Tacoma Public Utilities

Agency overview
- Formed: 1893
- Type: public utilities
- Headquarters: 3628 S 35th St Tacoma, Washington 98409
- Employees: 1,777 (2018)
- Annual budget: $1.2 billion (2015–2016)
- Agency executive: Jackie Flowers, Director of Utilities/CEO;
- Website: mytpu.org

Footnotes

= Tacoma Public Utilities =

Tacoma Public Utilities is the public utility service for the city of Tacoma, Washington. It was formed in 1893 when the citizens of Tacoma voted to buy the privately owned Tacoma Light & Water Company. It is the largest department in Tacoma City government, with a 2015–2016 budget of $1.2 billion and 1,378 employees. Operations are funded entirely by revenue generated from sale of services, not from taxes.

== Operating divisions ==
There are three operating divisions of Tacoma Public Utilities.
- Tacoma Power – Provides electric service to 175,870 customers over 180 square miles of service area and operates seven hydroelectric dams.
  - Click!
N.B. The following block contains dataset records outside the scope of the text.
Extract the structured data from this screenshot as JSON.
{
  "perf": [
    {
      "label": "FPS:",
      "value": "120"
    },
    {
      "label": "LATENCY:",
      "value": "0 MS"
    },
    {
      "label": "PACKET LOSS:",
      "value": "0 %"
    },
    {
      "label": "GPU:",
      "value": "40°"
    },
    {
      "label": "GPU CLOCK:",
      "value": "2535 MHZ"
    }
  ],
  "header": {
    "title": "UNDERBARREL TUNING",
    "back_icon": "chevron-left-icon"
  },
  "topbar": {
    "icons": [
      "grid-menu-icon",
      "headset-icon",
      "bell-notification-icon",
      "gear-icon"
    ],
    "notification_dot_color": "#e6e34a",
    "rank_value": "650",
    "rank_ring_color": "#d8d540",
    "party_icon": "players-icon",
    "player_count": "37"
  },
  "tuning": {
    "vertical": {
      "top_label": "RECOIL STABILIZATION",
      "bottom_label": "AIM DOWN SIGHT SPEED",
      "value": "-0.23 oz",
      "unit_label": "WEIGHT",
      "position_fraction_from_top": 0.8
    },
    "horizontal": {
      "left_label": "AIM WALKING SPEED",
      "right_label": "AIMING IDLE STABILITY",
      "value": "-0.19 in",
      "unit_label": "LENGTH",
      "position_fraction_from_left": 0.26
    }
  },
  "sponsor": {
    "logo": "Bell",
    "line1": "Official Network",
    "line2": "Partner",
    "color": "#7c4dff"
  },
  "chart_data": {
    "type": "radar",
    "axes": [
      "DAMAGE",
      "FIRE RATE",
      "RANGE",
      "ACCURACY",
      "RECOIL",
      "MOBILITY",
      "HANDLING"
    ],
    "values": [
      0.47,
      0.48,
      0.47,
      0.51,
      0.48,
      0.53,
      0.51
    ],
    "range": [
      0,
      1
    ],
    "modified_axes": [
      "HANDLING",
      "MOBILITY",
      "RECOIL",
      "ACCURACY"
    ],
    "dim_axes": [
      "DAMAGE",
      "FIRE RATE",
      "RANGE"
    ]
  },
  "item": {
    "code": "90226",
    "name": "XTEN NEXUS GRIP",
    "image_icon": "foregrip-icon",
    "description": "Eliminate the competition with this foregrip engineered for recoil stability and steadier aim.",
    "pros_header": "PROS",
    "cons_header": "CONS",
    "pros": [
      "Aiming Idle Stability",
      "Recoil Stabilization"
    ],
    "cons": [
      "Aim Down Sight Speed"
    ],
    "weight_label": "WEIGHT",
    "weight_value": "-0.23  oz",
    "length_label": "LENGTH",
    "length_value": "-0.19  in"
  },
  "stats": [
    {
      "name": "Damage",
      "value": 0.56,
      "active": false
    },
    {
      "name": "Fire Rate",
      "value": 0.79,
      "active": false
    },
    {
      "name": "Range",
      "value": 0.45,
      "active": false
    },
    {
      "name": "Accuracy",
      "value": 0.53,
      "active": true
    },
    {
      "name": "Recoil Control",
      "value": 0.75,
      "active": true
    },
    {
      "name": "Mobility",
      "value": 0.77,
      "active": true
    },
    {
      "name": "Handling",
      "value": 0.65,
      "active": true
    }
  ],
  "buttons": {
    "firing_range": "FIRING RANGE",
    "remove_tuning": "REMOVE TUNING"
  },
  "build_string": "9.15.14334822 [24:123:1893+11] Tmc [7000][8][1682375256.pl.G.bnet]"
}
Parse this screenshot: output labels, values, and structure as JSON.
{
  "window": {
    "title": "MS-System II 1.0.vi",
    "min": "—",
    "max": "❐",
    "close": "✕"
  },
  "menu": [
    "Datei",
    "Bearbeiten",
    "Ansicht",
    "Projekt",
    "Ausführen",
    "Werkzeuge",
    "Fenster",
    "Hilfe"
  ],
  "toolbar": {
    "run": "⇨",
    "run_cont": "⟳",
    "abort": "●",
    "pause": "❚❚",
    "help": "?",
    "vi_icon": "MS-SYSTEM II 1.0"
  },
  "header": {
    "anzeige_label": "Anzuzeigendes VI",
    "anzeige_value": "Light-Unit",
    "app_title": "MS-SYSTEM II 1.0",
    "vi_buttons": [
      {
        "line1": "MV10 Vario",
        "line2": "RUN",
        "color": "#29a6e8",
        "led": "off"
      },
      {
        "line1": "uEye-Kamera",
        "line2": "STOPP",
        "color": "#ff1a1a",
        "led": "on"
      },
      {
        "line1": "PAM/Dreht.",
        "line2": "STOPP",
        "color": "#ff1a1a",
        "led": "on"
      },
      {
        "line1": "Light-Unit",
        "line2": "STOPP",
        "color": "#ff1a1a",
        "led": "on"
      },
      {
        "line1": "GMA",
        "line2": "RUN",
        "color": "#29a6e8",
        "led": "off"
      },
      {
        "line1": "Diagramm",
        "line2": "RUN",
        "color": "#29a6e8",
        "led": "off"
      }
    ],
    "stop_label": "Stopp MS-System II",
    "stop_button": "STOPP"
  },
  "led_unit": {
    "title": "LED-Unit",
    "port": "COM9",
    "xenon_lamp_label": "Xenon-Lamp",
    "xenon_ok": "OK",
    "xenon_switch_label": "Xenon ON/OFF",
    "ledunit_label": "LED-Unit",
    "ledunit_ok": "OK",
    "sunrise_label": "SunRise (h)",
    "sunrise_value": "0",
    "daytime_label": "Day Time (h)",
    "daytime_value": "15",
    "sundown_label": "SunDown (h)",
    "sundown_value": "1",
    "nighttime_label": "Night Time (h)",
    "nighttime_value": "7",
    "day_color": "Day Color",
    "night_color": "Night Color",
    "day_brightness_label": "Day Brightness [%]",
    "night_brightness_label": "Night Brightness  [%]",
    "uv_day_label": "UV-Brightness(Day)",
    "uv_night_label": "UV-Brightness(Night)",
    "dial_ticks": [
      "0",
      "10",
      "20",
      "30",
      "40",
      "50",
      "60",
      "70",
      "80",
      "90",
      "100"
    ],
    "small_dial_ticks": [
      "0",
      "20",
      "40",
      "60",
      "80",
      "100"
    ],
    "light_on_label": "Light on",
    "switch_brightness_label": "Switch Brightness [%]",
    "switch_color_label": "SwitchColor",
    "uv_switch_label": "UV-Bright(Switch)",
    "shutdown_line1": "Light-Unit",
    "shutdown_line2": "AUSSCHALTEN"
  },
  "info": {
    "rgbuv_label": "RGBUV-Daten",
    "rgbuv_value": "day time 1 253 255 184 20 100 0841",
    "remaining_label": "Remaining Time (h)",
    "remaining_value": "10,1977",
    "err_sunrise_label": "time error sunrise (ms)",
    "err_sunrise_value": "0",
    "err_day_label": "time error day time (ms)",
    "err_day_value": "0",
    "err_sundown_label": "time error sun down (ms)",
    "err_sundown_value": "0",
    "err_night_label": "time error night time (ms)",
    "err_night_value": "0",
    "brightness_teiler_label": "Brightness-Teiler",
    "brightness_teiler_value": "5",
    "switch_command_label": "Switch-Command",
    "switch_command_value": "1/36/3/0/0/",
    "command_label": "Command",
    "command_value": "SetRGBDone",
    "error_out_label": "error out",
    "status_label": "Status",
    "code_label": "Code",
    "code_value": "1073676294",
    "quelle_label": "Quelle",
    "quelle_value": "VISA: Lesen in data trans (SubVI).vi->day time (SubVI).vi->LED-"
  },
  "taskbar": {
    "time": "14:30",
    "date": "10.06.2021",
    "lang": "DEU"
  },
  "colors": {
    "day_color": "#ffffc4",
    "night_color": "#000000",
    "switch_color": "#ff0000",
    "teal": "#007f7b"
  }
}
Network – Provides high-speed internet service to 23,352 customers and cable television service to 17,468 customers. Operated by Tacoma Power.
- Tacoma Water – Provides water service to 99,985 customers over 117 square miles of service area. The Green River is the primary source of water.
- Tacoma Rail – Provides railroad freight switching services, serving the Port of Tacoma and customers in region. It is one of the largest shortline railroad systems in the United States.